Scenes from New York: The kid-friendly Knicks
Karl-Anthony Towns brings the trophy around so kids inside City Hall can touch it pic.twitter.com/VcoGnPg9db
— Laura Nahmias (@nahmias) June 18, 2026
QUICK HITS
- "Black smoke from a burning oil refinery filled the Moscow sky. The city's four airports were urgently closed. And part of the busy highway that rings the Russian capital, a metropolis of 13 million people, was shut down," reports The New York Times. "As Ukraine escalated its effort to bring the war home for Russians, the strikes on Thursday appeared to be the largest drone attack on the Russian capital since President Vladimir V. Putin launched the war more than four years ago." Ukrainian President Volodymyr Zelenskyy has made clear he's escalating: "If Ukraine burns, then your Moscow will burn as well," he said earlier this week.
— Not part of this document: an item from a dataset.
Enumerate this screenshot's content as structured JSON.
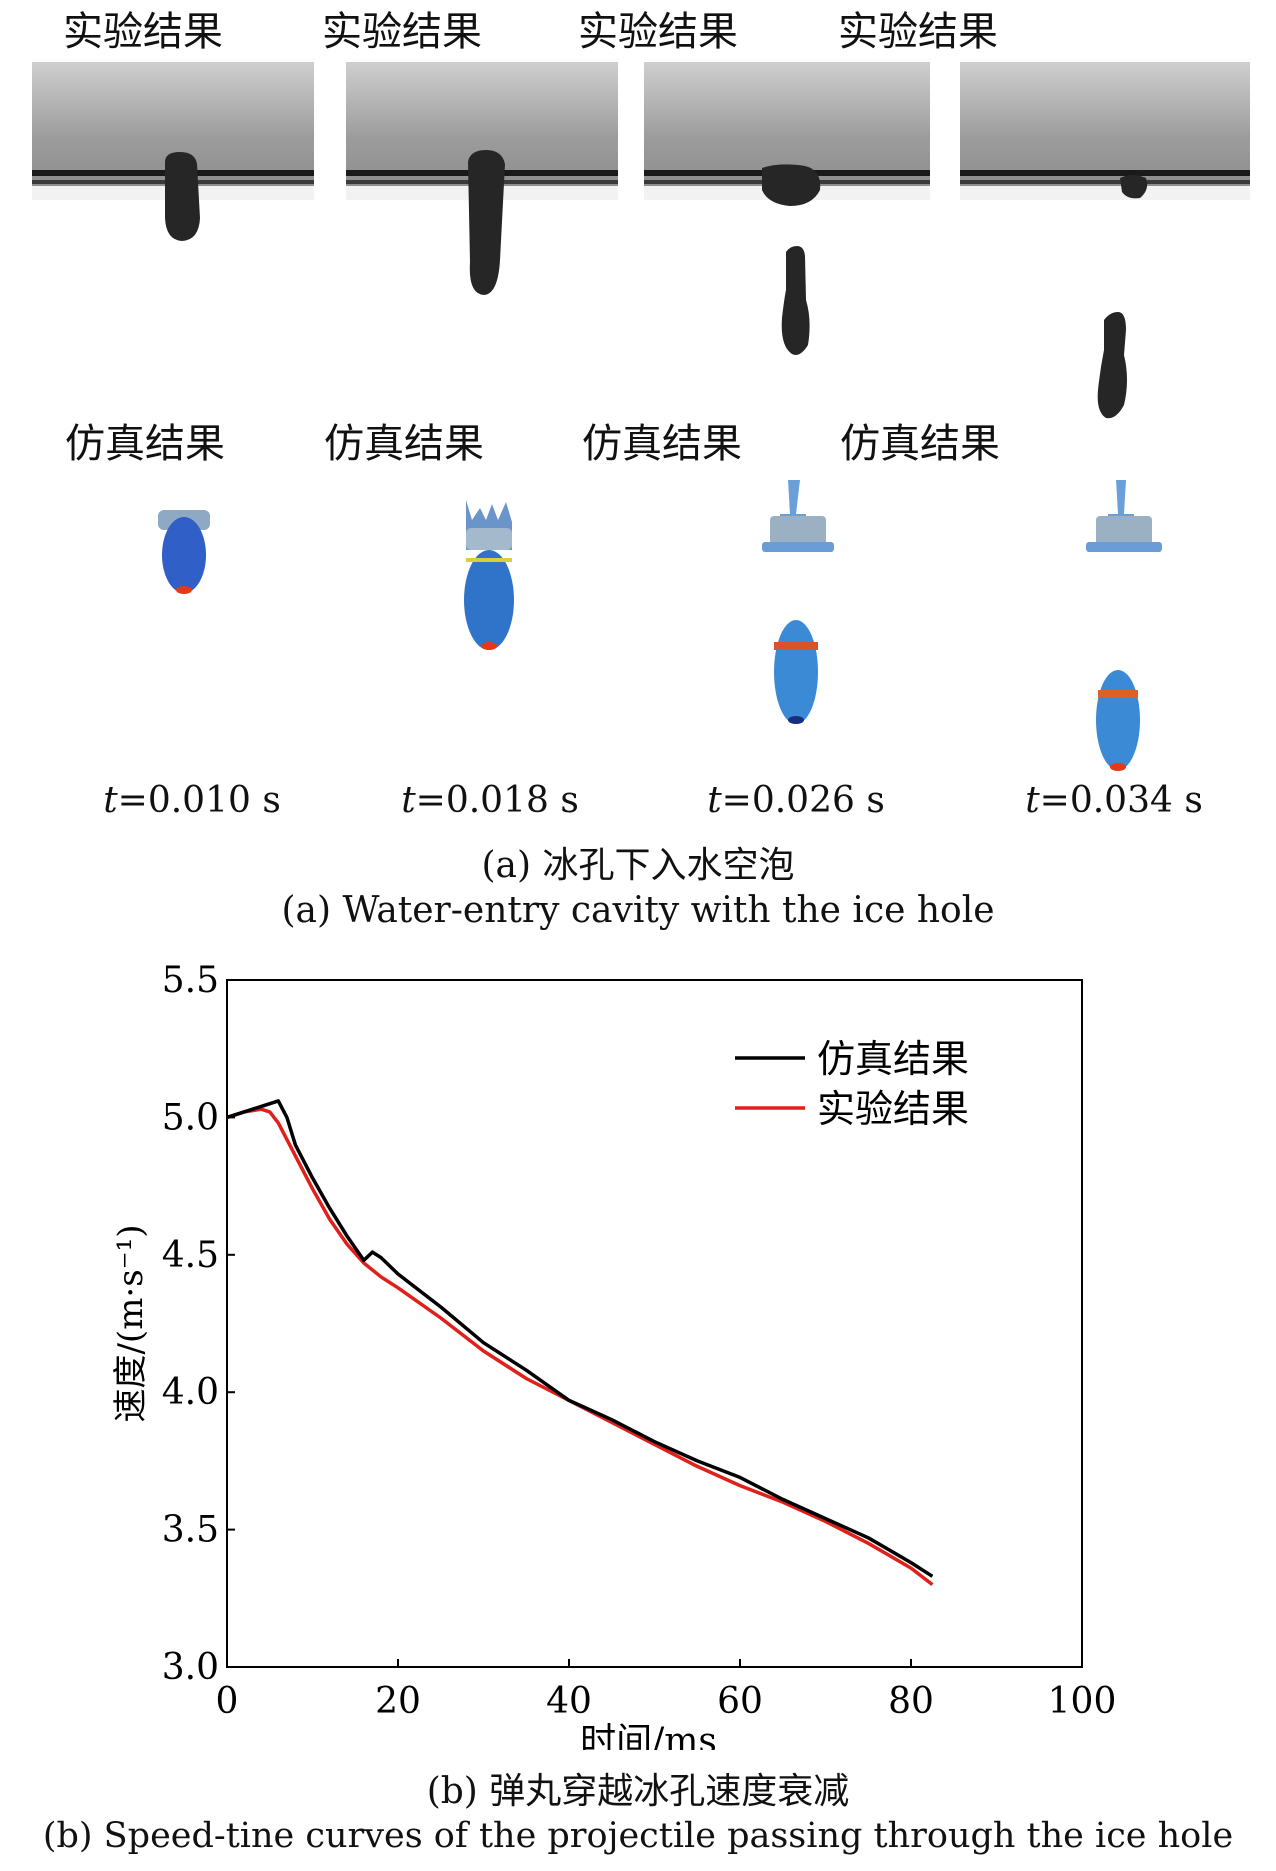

- You've heard of SAAS (software as a service). But have you heard of Objection, which provides…justice as a service? This Hollywood Reporter article—"A Peter Thiel-Backed Tribunal Is Putting Journalists on Trial. I'm Its First Target"—goes into the weeds.
- Inside the switchover from artificial to natural dyes to color M&Ms (per Health Secretary Robert F. Kennedy Jr.'s campaign against red dye 40).
- "Contemporary cannabis research is increasingly converging on three big variables: How often? How young? How strong is the drug?" notes The Washington Post. News you can use: "One of the more surprising shifts in cannabis research is that moderate use in adulthood may not impair cognition nearly as much as scientists once feared. A widely discussed 2024 study published in JAMA Network Open, which examined middle-aged and older adults, found no major association between moderate cannabis use and cognitive decline across several domains after a year of use. But the researchers noted participants generally used lower-potency products and consumed them less than daily."